Azylis (Chapitre 178)

Je me promène dans le parc, avec Maly courant à mes côtés. Je me demande parfois avec amusement si elle deviendra un jour responsable et raisonnable... J'espère bien que non. Pour le moment elle est occupée à me demander si je verrais un inconvénient à ce que nous partions à la chasse aux papillons.

-... Tu comprends Azylis, la botanique c'est intéressant mais les papillons c'est en plus drôlement joli... Qu'est ce que tu en dis ? On pourrait en prendre quelques uns, je suis certaine qu'on doit trouver quelque part des filets... Heu... Tu m'écoutes ?

Sur les derniers mots, c'est Lydie qui a pris la parole. Je me retourne vers le robot avec un sourire avant de répondre :

-Bien sûr. Mais là tout de suite je préférerais que l'on se promène juste et...

Mahaut me coupe déjà :

-À moins que tu préfères de la tyrolienne à la chasse aux papillons ?

Elle m'a coincée... Mes yeux brillent malgré moi et je ne retiens pas une question qui fuse de mes lèvres :

-Il y en a une ici ?

Maly penche la tête sur le côté, amusée, et s'apprête à répondre, lorsque j'entends derrière nous sur les graviers les pas de quelqu'un en train de courir. Je me suis à peine retournée que ma fille me rejoint, échevelée, rouge, les cheveux en bataille et les yeux brillants.
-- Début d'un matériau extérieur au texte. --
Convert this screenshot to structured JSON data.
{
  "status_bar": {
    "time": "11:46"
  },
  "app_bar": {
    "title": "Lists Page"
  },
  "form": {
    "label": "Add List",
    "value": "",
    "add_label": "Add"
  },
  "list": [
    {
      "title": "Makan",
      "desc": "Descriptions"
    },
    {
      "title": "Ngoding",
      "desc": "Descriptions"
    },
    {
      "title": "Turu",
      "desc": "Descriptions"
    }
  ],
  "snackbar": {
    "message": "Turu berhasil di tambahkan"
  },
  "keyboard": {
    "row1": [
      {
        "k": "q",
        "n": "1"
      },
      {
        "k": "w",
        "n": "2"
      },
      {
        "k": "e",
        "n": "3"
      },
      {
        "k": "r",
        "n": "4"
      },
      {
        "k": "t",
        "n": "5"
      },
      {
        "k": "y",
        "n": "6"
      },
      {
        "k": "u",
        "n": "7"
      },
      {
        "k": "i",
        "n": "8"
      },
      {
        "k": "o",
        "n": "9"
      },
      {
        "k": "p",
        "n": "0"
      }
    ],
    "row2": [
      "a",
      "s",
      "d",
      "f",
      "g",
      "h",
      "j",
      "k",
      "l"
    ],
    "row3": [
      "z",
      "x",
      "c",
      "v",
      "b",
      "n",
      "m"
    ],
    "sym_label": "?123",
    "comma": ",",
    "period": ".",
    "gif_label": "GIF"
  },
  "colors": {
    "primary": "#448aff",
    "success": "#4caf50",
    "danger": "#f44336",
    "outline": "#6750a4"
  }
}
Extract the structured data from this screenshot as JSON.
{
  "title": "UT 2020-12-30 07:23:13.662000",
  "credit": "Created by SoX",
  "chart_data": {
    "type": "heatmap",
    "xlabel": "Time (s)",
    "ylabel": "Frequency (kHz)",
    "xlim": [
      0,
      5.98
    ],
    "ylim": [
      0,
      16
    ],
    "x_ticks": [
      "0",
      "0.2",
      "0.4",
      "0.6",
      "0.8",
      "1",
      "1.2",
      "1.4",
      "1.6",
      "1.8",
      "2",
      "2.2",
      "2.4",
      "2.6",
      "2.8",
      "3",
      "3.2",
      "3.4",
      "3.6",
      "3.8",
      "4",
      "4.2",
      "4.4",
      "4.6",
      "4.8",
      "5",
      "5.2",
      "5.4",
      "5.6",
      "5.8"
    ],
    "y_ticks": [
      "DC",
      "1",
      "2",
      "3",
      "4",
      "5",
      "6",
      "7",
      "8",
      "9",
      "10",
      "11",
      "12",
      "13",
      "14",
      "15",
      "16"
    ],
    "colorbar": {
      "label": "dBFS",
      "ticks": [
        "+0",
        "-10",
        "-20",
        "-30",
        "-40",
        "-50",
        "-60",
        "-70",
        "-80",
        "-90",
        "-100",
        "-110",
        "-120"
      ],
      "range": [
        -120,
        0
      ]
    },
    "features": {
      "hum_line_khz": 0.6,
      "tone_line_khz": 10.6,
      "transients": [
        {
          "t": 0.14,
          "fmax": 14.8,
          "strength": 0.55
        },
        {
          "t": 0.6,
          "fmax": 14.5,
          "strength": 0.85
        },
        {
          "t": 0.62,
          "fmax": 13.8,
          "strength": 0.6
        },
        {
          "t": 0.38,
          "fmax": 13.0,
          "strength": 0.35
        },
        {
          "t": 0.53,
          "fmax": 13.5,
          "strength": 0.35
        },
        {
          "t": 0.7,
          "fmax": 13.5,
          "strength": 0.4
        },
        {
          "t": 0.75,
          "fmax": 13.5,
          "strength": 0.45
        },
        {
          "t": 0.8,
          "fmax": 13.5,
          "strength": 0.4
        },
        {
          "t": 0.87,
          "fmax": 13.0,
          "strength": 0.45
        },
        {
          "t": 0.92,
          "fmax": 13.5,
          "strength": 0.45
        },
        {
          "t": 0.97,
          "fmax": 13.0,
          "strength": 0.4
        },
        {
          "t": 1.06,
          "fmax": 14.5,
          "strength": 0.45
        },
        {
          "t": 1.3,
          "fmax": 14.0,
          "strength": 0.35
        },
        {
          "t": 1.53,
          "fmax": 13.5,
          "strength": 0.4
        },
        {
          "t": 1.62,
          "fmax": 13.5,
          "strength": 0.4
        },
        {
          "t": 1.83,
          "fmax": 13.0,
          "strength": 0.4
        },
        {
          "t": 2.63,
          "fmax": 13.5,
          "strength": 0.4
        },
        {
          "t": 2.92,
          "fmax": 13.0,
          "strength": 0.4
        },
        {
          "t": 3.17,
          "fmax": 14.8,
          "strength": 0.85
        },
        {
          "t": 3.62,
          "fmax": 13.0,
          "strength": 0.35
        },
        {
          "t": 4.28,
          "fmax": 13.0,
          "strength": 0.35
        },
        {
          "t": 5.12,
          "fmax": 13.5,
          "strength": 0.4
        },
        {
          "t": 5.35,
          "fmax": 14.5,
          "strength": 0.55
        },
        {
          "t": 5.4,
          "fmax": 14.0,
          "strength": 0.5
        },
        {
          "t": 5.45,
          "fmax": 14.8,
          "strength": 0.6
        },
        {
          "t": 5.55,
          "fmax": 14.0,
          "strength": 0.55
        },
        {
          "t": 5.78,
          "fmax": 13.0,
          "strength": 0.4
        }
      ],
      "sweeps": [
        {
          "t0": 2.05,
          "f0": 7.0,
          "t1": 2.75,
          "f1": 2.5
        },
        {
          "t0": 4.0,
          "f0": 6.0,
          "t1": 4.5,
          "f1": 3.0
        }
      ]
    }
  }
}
Comme d'habitude, elle porte un pantalon sombre et une tunique à capuche confortable... en revanche vu sa course elle a dû laisser quelque part Rajah.

-Maman, je voulais vous parler !

Maly demande tandis que nous nous dirigeons vers une jolie tonnelle :

-C'est une discussion confidentielle ?

Ysaïne veut répondre mais s'interrompt avant de se décider à dire :

-Non... Enfin je voulais te le dire de toute façon Maly...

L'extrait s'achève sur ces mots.